Fiaccato dalle massicce dosi di paranoia iniettate quotidianamente per mesi dalle tv e dai giornaloni di regime, e piuttosto depresso dalla visione del gregge che si ostina a girare per strada con la mascherina (leggi: museruola) incurante del fatto che noi abbiamo bisogno di respirare ossigeno, e non anidride carbonica, ho deciso di dare un’occhiata a quello che succedeva nella vecchia Europa. Insieme a qualche notizia confortante di manifestazioni in vari paesi contro il lockdown (leggi: arresti domiciliari), ho scoperto che in Francia, dove Macron si frega le mani soddisfatto per essersi tolto dai piedi i gilet gialli, è partita un’iniziativa inquietante: è nata una task force di “investigatori sanitari” che impegnerà almeno 30.000 membri per scovare i “positivi” al Covid19, tracciare e avvertire i loro contatti e organizzare misure di segregazione. Altro che app più o meno volontarie: 700.000 test a settimana, e quando qualcuno sarà trovato “positivo”, a tutti i suoi contatti verrà chiesto di “isolarsi da soli”, in casa o “negli hotel requisiti a questo scopo”. Ma è stato il nome scelto per questa task force a farmi scattare in testa un campanello d’allarme e una rapida associazione mentale: “brigate”.

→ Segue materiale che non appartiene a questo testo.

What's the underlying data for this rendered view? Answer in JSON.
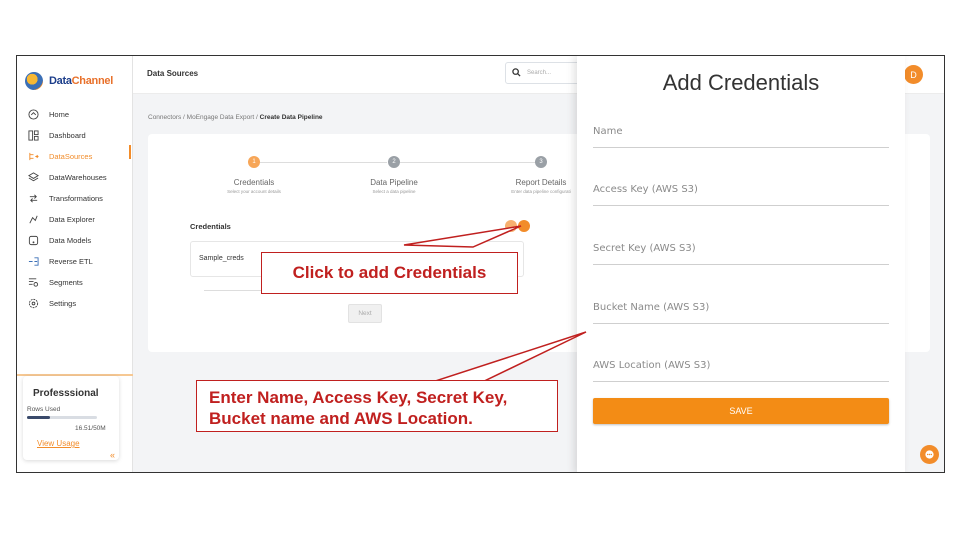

Le brigate, infatti, è il titolo di un romanzo dello scrittore argentino Ariel Luppino (classe 1985), pubblicato dalla casa editrice Arcoiris nella collana Gli eccentrici (traduzione di Francesco Verde e postfazione di Federica Arnoldi, euro 13), che avevo letto di recente anche nell’originale e che ha suscitato il mio entusiasmo.